Easy Chicken Tacos
Cook's Country Recipe.
Another way to have the tortillas, is to place each on your lit gas stove burner until browned and flip to the other side. Makes the tortilas crispy and more authentic.
- 12 flour tortillas (6-inch)
- 3 tablespoons butter
- 4 garlic cloves, minced
- 2 teaspoons minced canned chipotle chiles in adobo sauce
- 1/2 cup orange juice
- 1 tablespoon Worcestershire sauce
- 3/4 cup chopped fresh cilantro
- 4 boneless, skinless chicken breasts (about 1 1/2 pounds)
- 1 teaspoon yellow mustard
- Salt and pepper
- Optional taco toppings such as shredded lettuce, chopped tomatoes, shredded cheese, diced avocado, and sour cream
Preheat oven to 350 degrees. Wrap the tortillas in foil and heat in 350 degree oven for fifteen minutes.
In a large skillet melt the butter over medium-high heat. Add garlic and chipotle and cook about 30 seconds. Stir in the orange juice, Worcestershire sauce, and 1/2 cup cilantro. Bring mixture to a boil, and then add chicken. Cover the skillet and simmer over medium-low heat for about 5 minutes. Flip the chicken over and continue to simmer in the covered skillet until the chicken is done (160 degrees) about 5 to 10 minutes more.

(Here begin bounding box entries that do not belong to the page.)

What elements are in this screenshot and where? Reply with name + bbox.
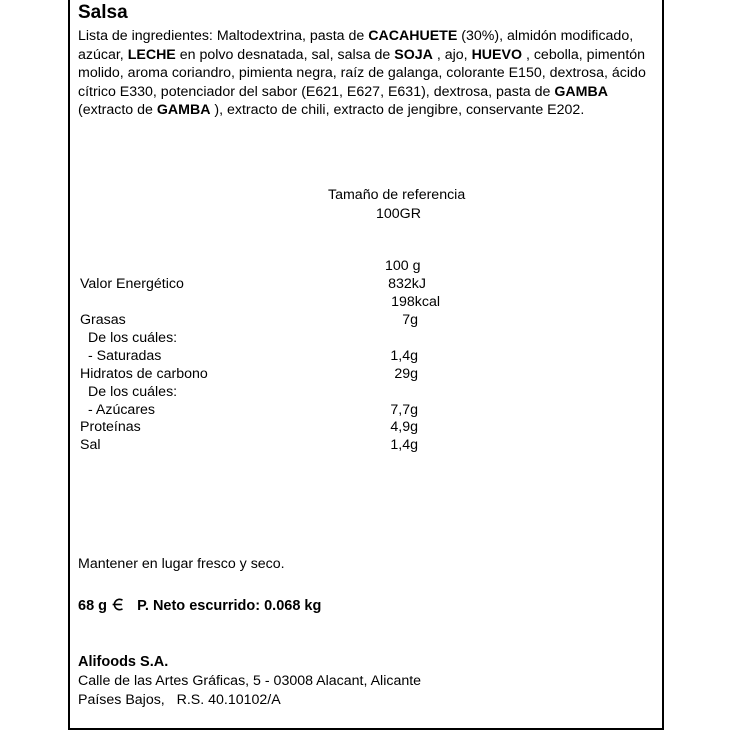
allergen-shrimp: GAMBA [156,102,211,118]
net-weight: 68 g [78,598,108,614]
allergen-shrimp: GAMBA [554,83,608,100]
allergen-egg: HUEVO [471,46,523,63]
estimated-sign-icon [111,597,125,616]
nutrition-column-header: 100 g [385,258,421,274]
reference-size-label: Tamaño de referencia [328,187,466,203]
reference-size-value: 100GR [376,206,421,222]
storage-instructions: Mantener en lugar fresco y seco. [78,556,285,572]
ingredients-text: ), extracto de chili, extracto de jengibre, conservante E202. [210,102,585,118]
ingredients-text: (30%), almidón modificado, azúcar, [78,28,634,63]
company-country-rs: Países Bajos, R.S. 40.10102/A [78,692,281,708]
ingredients-text: , cebolla, pimentón molido, aroma coriandro, pimienta negra, raíz de galanga, colorante E150, dextrosa, ácido cítrico E330, potenciador del sabor (E621, E627, E631), dextrosa, pasta de [78,46,646,100]
nutrition-value: 1,4g [390,348,418,364]
nutrition-label: De los cuáles: [88,330,178,346]
nutrition-label: Valor Energético [80,276,184,292]
ingredients-text: , ajo, [432,46,472,63]
nutrition-value: 198kcal [391,294,440,310]
nutrition-label: Hidratos de carbono [80,366,208,382]
nutrition-label: Grasas [80,312,126,328]
ingredients-text: Lista de ingredientes: Maltodextrina, pasta de [78,28,369,44]
allergen-milk: LECHE [127,46,176,63]
ingredients-text: en polvo desnatada, sal, salsa de [175,46,395,63]
ingredients-list [78,27,658,120]
nutrition-value: 832kJ [388,276,426,292]
nutrition-value: 7,7g [390,402,418,418]
product-title: Salsa [78,2,128,23]
nutrition-label: De los cuáles: [88,384,178,400]
nutrition-label: - Saturadas [88,348,162,364]
company-name: Alifoods S.A. [78,654,169,670]
allergen-peanut: CACAHUETE [368,28,458,44]
net-drained-weight: P. Neto escurrido: 0.068 kg [137,598,322,614]
allergen-soy: SOJA [394,46,433,63]
nutrition-value: 7g [402,312,418,328]
nutrition-value: 1,4g [390,437,418,453]
company-address: Calle de las Artes Gráficas, 5 - 03008 Alacant, Alicante [78,673,422,689]
nutrition-value: 29g [394,366,418,382]
nutrition-label: - Azúcares [88,402,156,418]
ingredients-text: (extracto de [78,102,157,118]
nutrition-value: 4,9g [390,419,418,435]
nutrition-label: Sal [80,437,101,453]
net-weight-row [78,597,321,616]
nutrition-label: Proteínas [80,419,141,435]
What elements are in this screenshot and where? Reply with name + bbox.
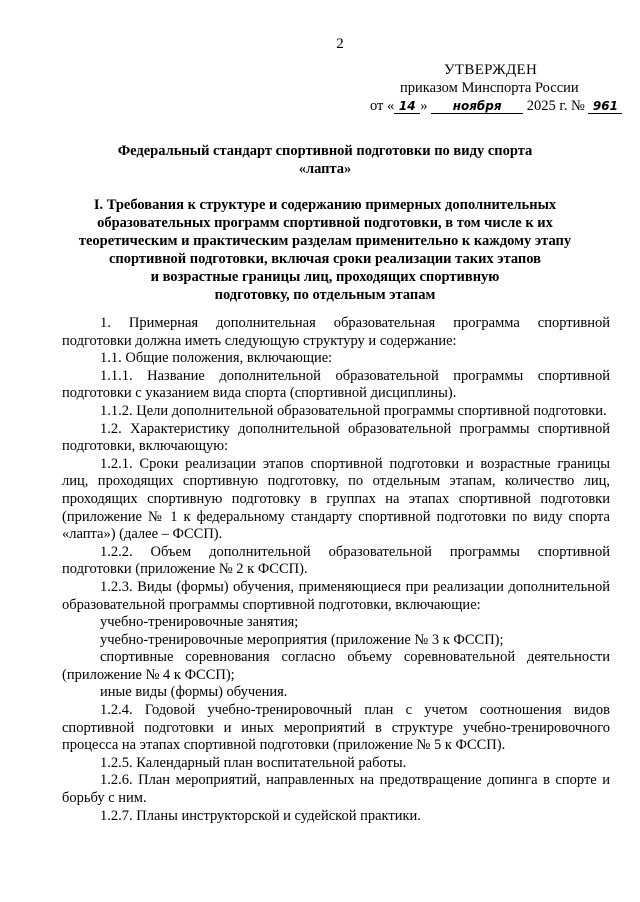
paragraph: 1.1.2. Цели дополнительной образовательной программы спортивной подготовки. [100,402,607,419]
paragraph: 1.2.3. Виды (формы) обучения, применяющиеся при реализации дополнительной образовательной программы спортивной подготовки, включающие: [62,578,610,613]
date-mid: » [420,98,428,114]
handwritten-order-number: 961 [588,99,622,114]
section-heading [60,196,590,304]
heading-line: подготовку, по отдельным этапам [214,287,436,303]
title-line: «лапта» [298,161,352,177]
handwritten-day: 14 [394,99,420,114]
title-line: Федеральный стандарт спортивной подготовки по виду спорта [117,143,533,159]
list-item: иные виды (формы) обучения. [100,684,288,701]
date-prefix: от « [370,98,395,114]
paragraph: 1.1. Общие положения, включающие: [100,350,333,367]
heading-line: спортивной подготовки, включая сроки реализации таких этапов [108,251,541,267]
approval-date-line [370,98,622,115]
approval-order: приказом Минспорта России [400,80,579,96]
paragraph: 1.2.2. Объем дополнительной образовательной программы спортивной подготовки (приложение № 2 к ФССП). [62,543,610,578]
page-number: 2 [336,36,344,52]
document-body [62,315,610,825]
handwritten-month: ноября [431,99,523,114]
paragraph: 1.2. Характеристику дополнительной образовательной программы спортивной подготовки, включающую: [62,420,610,455]
paragraph: 1.2.4. Годовой учебно-тренировочный план с учетом соотношения видов спортивной подготовки и иных мероприятий в структуре учебно-тренировочного процесса на этапах спортивной подготовки (приложение № 5 к ФССП). [62,702,610,754]
heading-line: теоретическим и практическим разделам применительно к каждому этапу [78,233,572,249]
date-year-number: 2025 г. № [526,98,585,114]
paragraph: 1.1.1. Название дополнительной образовательной программы спортивной подготовки с указанием вида спорта (спортивной дисциплины). [62,367,610,402]
paragraph: 1.2.6. План мероприятий, направленных на предотвращение допинга в спорте и борьбу с ним. [62,772,610,807]
paragraph: 1.2.5. Календарный план воспитательной работы. [100,754,407,771]
list-item: учебно-тренировочные занятия; [100,614,299,631]
heading-line: I. Требования к структуре и содержанию примерных дополнительных [93,197,557,213]
heading-line: образовательных программ спортивной подготовки, в том числе к их [97,215,553,231]
paragraph: 1.2.1. Сроки реализации этапов спортивной подготовки и возрастные границы лиц, проходящих спортивную подготовку, по отдельным этапам, количество лиц, проходящих спортивную подготовку в группах на этапах спортивной подготовки (приложение № 1 к федеральному стандарту спортивной подготовки по виду спорта «лапта») (далее – ФССП). [62,455,610,543]
approval-title: УТВЕРЖДЕН [444,62,538,78]
list-item: учебно-тренировочные мероприятия (приложение № 3 к ФССП); [100,631,504,648]
document-title [60,142,590,178]
heading-line: и возрастные границы лиц, проходящих спортивную [150,269,500,285]
list-item: спортивные соревнования согласно объему соревновательной деятельности (приложение № 4 к ФССП); [62,649,610,683]
paragraph: 1.2.7. Планы инструкторской и судейской практики. [100,807,421,824]
paragraph: 1. Примерная дополнительная образовательная программа спортивной подготовки должна иметь следующую структуру и содержание: [62,315,610,349]
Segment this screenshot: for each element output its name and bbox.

Transfer the chicken to a plate and cover it with foil to keep it warm and let it rest. Increase the heat under the skillet to medium-high and cook until the liquid is reduced to 1/4 cup, about 5 minutes. Remove skillet from the heat and whisk in the mustard. Set the skillet aside.
Uncover the chicken and using two forks, shred it into bite-sized pieces. Return the chicken to the skillet. Add the remaining cilantro and stir until everything is well combined. Season to taste with salt and pepper.
Serve with tortillas and desired taco toppings.